Ballooning wildly

Recently, I was trying out a quiz on the Captivating Cappadocia blogsite. Can you match these hot-air balloons to the 17 companies that own them, it asked?

Well now, I may live in Göreme, the heart of hot-air balloon country, but of course I failed hopelessly at the task, not least because I’m never up at the crack of dawn, which is the time when they take to the skies. But what shocked me far more than my scandalously low score was reading that we now had 17 balloon companies.

Seventeen? How did that ever happen? When I first started visiting Cappadocia 20 years ago there was only one of them and that was operating rather tenuously not out of its own posh offices but out of a small space in the Kapadokya Lodge on the way to Nevşehir.

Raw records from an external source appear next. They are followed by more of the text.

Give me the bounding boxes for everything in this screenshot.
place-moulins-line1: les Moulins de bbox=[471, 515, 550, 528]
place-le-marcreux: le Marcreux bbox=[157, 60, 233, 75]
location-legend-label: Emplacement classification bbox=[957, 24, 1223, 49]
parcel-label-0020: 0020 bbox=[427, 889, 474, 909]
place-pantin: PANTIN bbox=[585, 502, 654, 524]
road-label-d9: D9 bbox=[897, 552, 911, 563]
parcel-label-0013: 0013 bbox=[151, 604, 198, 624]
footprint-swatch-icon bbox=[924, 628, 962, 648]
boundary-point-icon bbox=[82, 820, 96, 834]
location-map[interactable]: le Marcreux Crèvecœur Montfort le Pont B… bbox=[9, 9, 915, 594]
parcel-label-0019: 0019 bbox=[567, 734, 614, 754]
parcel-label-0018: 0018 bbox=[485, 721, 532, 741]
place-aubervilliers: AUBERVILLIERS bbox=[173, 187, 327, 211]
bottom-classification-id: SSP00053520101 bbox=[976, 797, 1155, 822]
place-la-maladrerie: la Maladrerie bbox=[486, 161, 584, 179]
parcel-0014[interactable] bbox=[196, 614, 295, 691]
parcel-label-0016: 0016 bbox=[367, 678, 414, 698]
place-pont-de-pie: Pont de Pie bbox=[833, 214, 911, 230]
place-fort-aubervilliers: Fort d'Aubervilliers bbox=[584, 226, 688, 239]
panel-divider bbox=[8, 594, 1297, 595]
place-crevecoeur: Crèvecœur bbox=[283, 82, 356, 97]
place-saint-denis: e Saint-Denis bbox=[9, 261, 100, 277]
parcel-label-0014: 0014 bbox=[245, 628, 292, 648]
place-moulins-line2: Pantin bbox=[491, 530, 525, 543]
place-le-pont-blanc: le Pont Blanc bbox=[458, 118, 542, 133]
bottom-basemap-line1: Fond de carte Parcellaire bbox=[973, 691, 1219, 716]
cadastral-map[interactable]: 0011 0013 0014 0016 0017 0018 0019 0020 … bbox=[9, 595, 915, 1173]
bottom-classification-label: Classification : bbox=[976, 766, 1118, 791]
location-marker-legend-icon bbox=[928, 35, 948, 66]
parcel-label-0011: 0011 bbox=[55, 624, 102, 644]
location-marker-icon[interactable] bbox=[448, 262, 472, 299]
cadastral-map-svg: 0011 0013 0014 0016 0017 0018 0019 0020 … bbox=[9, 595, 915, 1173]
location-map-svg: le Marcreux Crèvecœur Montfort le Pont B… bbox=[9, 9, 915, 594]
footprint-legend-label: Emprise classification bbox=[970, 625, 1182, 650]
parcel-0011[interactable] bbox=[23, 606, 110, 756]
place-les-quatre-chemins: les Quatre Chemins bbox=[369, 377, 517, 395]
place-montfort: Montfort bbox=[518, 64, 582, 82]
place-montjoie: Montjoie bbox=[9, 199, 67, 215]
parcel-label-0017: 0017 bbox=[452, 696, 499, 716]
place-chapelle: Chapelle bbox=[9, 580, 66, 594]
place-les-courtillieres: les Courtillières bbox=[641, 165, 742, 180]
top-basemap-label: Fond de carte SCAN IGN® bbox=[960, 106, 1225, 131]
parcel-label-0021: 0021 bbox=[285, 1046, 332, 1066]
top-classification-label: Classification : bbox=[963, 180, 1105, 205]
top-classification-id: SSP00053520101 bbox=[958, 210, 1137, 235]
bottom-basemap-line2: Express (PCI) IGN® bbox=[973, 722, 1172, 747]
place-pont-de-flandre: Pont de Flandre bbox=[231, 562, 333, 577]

Kapadokya Balloons was the brainchild of Kylie and Lars, a British-Swedish couple with long experience in the flying business. They lived a life of almost monastic austerity, rising each day at 4 a.m. and retiring to bed at 9 p.m., which meant that they could play very little part in social activities. That was quite a plus for me since they lived in the house behind mine. Occasionally I would hear their jeep revving up in the wee small hours, but for the most part I slept through their departure along with the dawn call to prayer from the mosque across the road. Their early-to-bed pattern ensured there was never any disturbance from the rear either. Their house was occupied but felt as if it wasn’t, especially as in winter Kylie and Lars locked the gate and took themselves away to Europe.

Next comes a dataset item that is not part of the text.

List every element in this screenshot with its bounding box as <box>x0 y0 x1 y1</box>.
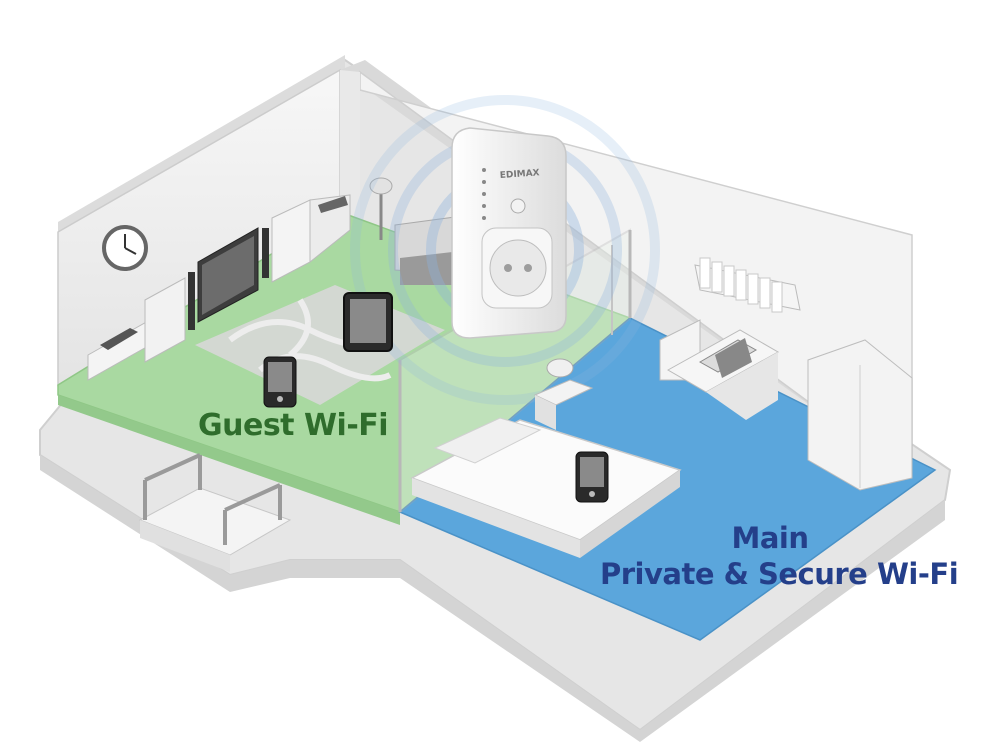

That was the situation that pertained for, oh, I don’t know how many years. But gradually people started to wise up to the pleasure to be had from floating over the Cappadocian landscape, despite the hefty price tag. Kylie and Lars moved eventually into an office in a hitherto somewhat blighted part of the village, and slowly but surely the number of jeeps parked in front of it started to grow. They still had the business to themselves but now others started to eye up the sky. Göreme and Ürgüp Balloons were next to take to the air. A trickle of others started to follow, then suddenly, boom, in the last few years we’ve seen a positive plethora of companies opening until, apparently, the total has reached 17.

Alarmed by the speed with which this was happening, the government introduced a decree that every company must have at least five balloons, the assumption presumably being that some of the smaller companies would get together and merge their assets. In a highly competitive environment, that was never going to happen -- so now every one of those 17 companies has five balloons. That adds up to a grand total of 85 dotted about Cappadocia so that the equivalent of a balloon fiesta now takes off every morning.

Not only have the numbers swollen but at the same time the season has extended. In the old days the skies were empty from mid-November through to March. Not any more though. Now the weather has to be truly dreadful before the balloons are grounded.

This year 17 companies, next year 20? The sky, it seems, is the limit.

Pat Yale lives in a restored cave-house in Göreme in Cappadocia.